Je repousse les couvertures de mes genoux. C'est alors que je découvre que je suis habillée. Je ne dors jamais habillée. Mais que s'est-il passé hier soir ? Je regardais le ciel et je suis partie me balader je crois. Et après ?

Rien, du noir!

Je commence me lever et je reste ébahie quelques secondes avant de me rendre à l'évidence : c'est bien du sang sur ma couverture ! Je regarde, stupéfaite, ma main poisseuse de sang. Mon sang. Ou pas ? Je deviens peut-être somnanbule. Cette pensée suffit à me faire stresser.

Je me dirige le plus silencieusement possible jusqu'à la salle de bains. Il ne faut absolument pas que tonton ou tata me voit avec du sang sur moi. Il faudrait alors que je leur explique pourquoi, alors que je n'en ai aucune idée. Quand je croise mon reflet dans le miroir, après avoir fermé la porte à clefs, je ne me reconnais pas. Mon visage est taché de sang séché, de croûtes et de boue, mes cheveux en bataille ont connus de meilleurs jours surtout qu'ils sont poisseux et teintés de rouge. Je me déshabille lentement pour aller me laver à la douche. Je découvre que ma cheville est bleuâtre, un gros bleu s'y est formé. Je peux marcher donc j'ai simplement dû me la fouler.. Mais je me souviens. Je me suis pris les pieds dans quelque chose de dur… dans le cimetière. C'est drôle, je n'ai pas le souvenir d'y avoir été.
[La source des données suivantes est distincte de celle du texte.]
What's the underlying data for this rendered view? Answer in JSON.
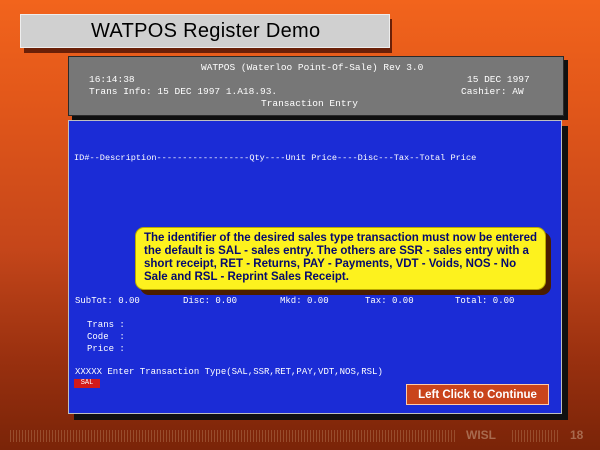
{
  "slide": {
    "title": "WATPOS Register Demo",
    "footer_label": "WISL",
    "page_number": "18"
  },
  "header": {
    "app_title": "WATPOS (Waterloo Point-Of-Sale) Rev 3.0",
    "time": "16:14:38",
    "date": "15 DEC 1997",
    "trans_info": "Trans Info: 15 DEC 1997 1.A18.93.",
    "cashier": "Cashier: AW",
    "screen_name": "Transaction Entry"
  },
  "transaction": {
    "column_header": "ID#--Description------------------Qty----Unit Price----Disc---Tax--Total Price",
    "subtotal": "SubTot: 0.00",
    "disc": "Disc: 0.00",
    "mkd": "Mkd: 0.00",
    "tax": "Tax: 0.00",
    "total": "Total: 0.00",
    "trans_label": "Trans :",
    "code_label": "Code  :",
    "price_label": "Price :",
    "prompt": "XXXXX Enter Transaction Type(SAL,SSR,RET,PAY,VDT,NOS,RSL)",
    "input_value": "SAL"
  },
  "tooltip": {
    "text": "The identifier of the desired sales type transaction must now be entered the default is SAL - sales entry. The others are SSR - sales entry with a short receipt, RET - Returns, PAY - Payments, VDT - Voids, NOS - No Sale and RSL - Reprint Sales Receipt."
  },
  "continue_button": {
    "label": "Left Click to Continue"
  },
  "colors": {
    "screen_background": "#1b2cd6",
    "tooltip_background": "#fdf21e",
    "tooltip_text": "#050a6e",
    "button_background": "#c9441c"
  }
}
Je me glisse sous le jet d'eau brûlant en tâchant de bien enlever tout le sang. En sortant de la douche je me sens vraiment mieux. J'enfille un jean foncé et un pull blanc. Je vais ensuite mettre mes affaires sales de la veille sous mon lit. Effectivement, pour une cachette c'est assez kitsh mais je n'ai pas d'autre d'idée, ce matin.
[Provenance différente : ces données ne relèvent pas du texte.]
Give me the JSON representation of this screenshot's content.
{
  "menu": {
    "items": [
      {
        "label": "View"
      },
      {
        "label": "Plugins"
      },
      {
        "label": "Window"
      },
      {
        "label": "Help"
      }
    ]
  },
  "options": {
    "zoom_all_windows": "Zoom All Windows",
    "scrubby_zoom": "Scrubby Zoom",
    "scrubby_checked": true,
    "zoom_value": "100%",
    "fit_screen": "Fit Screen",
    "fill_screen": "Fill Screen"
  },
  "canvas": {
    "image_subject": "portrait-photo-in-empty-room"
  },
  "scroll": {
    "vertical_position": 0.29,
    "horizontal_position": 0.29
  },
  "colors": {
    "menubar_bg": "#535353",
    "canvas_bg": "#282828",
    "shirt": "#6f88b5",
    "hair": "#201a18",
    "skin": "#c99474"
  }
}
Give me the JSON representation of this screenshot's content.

Je part avaler un Dollipranne dans la cuisine pour faire passer mon mal de crâne lancinant. Au passage je prends un bol - le mauve, mon préféré - que je remplis au maximum de céréales puis je m'assois à la table du salon en tâtonnant mon cuir chevelu à la recherche de la blessure. Bon en tout cas pas besoin de recoudre : c'est moins profond et grand que je ne le pensais. En plus ça ne se voit pas sous mes longs cheveux. Ils m'arrivent au niveau des omoplates, légèrement ondulés. Tata dit que j'ai les mêmes que ma mère. On n'a pas de photos d'elle ni de papa.

Ma tatie s'approche de moi. Ses courts cheveux châtains sont impeccablement coiffés et ses yeux bleu ciel pétillent de malice. Elle est un peu comme ma deuxième maman, celle que je n'ai pas connue. C'était sa soeur.
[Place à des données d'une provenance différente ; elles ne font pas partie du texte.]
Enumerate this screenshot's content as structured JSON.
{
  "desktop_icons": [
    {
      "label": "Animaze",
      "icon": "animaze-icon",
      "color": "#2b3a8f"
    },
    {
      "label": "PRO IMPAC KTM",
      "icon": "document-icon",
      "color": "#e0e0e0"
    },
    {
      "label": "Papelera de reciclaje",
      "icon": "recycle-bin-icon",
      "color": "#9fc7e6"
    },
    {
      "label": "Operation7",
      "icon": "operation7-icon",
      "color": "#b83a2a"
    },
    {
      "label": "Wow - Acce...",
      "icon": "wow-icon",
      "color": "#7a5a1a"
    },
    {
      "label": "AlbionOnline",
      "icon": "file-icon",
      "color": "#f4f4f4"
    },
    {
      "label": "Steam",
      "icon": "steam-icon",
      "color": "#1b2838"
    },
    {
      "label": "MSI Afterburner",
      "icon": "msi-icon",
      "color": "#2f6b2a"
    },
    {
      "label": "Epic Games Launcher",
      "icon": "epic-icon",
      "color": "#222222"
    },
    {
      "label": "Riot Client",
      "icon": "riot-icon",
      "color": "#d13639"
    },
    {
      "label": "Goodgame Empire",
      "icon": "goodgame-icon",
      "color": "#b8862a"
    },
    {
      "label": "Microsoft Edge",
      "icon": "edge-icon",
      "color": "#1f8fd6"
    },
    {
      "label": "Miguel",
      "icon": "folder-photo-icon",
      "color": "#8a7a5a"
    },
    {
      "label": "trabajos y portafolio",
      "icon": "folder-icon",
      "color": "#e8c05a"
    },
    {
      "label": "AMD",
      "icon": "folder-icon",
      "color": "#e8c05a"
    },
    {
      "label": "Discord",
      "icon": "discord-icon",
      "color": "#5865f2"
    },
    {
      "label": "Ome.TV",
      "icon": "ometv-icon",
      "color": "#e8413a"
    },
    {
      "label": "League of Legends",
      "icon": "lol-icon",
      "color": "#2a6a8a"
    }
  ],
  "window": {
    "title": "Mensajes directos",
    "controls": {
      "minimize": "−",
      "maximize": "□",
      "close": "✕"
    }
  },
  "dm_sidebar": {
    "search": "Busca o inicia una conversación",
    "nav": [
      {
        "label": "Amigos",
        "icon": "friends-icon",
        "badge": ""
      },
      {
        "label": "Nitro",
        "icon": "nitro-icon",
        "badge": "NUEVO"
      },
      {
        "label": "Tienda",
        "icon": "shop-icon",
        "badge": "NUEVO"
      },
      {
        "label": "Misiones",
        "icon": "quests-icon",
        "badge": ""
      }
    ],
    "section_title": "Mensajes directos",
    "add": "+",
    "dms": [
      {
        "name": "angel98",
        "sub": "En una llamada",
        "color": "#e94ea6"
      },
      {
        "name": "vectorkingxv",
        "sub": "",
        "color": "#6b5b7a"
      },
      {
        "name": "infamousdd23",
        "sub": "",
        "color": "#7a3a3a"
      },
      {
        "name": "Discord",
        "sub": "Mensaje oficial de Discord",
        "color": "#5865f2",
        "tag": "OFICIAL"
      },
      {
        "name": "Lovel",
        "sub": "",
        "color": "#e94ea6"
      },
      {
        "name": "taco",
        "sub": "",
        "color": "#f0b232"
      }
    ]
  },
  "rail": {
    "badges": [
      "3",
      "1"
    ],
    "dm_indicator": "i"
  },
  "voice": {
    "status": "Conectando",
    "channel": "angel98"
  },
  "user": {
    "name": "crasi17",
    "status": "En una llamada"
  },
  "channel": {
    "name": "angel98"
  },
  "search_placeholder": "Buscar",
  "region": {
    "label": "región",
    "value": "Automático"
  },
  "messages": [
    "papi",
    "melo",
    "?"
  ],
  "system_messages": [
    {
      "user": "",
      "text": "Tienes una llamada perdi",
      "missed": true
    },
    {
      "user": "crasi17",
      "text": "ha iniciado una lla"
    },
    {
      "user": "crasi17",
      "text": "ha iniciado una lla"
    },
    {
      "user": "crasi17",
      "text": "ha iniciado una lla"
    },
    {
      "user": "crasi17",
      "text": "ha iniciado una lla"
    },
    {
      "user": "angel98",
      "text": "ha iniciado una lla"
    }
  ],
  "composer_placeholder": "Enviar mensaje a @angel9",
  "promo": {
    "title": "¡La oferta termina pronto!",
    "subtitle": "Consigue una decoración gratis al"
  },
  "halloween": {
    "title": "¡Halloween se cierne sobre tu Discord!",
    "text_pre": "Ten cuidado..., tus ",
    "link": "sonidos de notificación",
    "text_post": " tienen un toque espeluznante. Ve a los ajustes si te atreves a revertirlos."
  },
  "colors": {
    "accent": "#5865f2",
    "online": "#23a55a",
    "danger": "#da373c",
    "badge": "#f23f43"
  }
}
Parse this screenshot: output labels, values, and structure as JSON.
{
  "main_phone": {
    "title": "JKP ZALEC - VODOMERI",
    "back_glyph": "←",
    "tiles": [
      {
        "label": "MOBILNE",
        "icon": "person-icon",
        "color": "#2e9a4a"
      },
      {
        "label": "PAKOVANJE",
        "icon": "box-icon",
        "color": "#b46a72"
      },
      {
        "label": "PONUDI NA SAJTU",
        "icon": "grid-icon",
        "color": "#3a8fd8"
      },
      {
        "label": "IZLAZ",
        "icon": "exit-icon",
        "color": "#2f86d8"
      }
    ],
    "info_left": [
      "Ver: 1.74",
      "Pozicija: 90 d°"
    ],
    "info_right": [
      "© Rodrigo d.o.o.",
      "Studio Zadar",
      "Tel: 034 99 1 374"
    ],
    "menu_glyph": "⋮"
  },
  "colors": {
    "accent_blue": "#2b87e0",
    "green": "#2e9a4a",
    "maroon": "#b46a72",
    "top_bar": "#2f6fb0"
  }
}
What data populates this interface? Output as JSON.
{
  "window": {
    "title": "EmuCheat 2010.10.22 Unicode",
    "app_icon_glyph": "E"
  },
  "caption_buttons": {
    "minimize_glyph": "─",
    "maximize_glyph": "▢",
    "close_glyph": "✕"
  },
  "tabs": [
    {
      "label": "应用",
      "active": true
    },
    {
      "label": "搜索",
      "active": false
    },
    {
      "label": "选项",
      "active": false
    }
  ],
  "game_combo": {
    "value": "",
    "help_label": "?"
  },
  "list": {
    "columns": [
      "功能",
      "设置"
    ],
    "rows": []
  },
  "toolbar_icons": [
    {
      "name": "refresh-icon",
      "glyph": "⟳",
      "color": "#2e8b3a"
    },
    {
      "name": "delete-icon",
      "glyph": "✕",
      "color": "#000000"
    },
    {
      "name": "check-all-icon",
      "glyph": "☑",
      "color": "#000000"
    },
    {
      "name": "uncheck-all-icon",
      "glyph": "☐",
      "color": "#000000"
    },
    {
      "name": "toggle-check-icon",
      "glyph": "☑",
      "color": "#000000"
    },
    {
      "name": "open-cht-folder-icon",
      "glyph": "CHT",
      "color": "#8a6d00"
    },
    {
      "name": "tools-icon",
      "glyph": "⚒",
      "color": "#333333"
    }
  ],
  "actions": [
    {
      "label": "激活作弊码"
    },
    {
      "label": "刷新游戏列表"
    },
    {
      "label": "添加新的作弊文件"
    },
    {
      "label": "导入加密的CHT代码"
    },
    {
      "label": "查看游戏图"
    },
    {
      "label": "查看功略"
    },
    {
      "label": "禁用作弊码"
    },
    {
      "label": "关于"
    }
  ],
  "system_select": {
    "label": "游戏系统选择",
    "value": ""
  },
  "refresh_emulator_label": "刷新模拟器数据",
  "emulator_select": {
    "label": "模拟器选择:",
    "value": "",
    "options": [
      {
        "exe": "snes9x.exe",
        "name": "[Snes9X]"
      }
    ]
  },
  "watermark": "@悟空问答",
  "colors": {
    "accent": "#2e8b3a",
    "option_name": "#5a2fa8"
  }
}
Elle s'assoit face à moi et glisse un petit paquet jusqu'à mon bol. Je la fusille du regard. Elle sais que je n'aime pas fêter mon anniversaire. Mais chaque année j'ai un petit quelque chose. Je le prends, il est tout blanc. Le secouant un peu, j'entends du bruit.

-Un bijoux?

Elle me sourit malicieusement. J'ouvre et je trouve effectivement un bijoux. Mais pas n'importe lequel. C'est une magnifique bague argentée avec de magnifiques arabesques sur tout le pourtour de l'anneau. Il est sublime !

-Il appartenait à ta mère, Elena.

Ça c'est une surprise.

-Mais pourquoi je ne l'ai jamais vue, cette bague, alors? 

Elle pince brievement les lèvres puis répond :

-Elle ne voulait pas te l'offrir avant ton seixième anniversaire…

-Mais pourquoi ? 

Elle soupire.

-Je ne sais pas mon ange, je ne sais pas..

Je tourne la bague entre mes doigts, comme si elle pouvait me révéler tous les secrets du monde. Et quand je l'enfile autour de mon index, les souvenirs de la veille remontent à la surface en un gros bloc compact d'images. Moi, adossée à la porte, le gars qui s'accroupit devant moi avant de plonger ses prunelles dans les miennes, moi qui s'agenouille devant une tombe, puis qui court tel le lapin poursuivi par un chien de chasseur, et enfin l'homme-lampadaire-défectueux qui dit qu'il veut m'assommer. Mais comment a t-il fait, il était devant moi, pas derrière ! Et comment je suis rentrée chez moi, il m'aurait ramenée après m'avoir assommée ? Gentil mais non : ça ne tient pas debout cette histoire.  C'est impossible. J'ai dû rêver et je confonds la réalité à mes cauchemars. Pourtant quelque chose me dit que je n'invente rien, et j'ai envie de croire cette petite voix.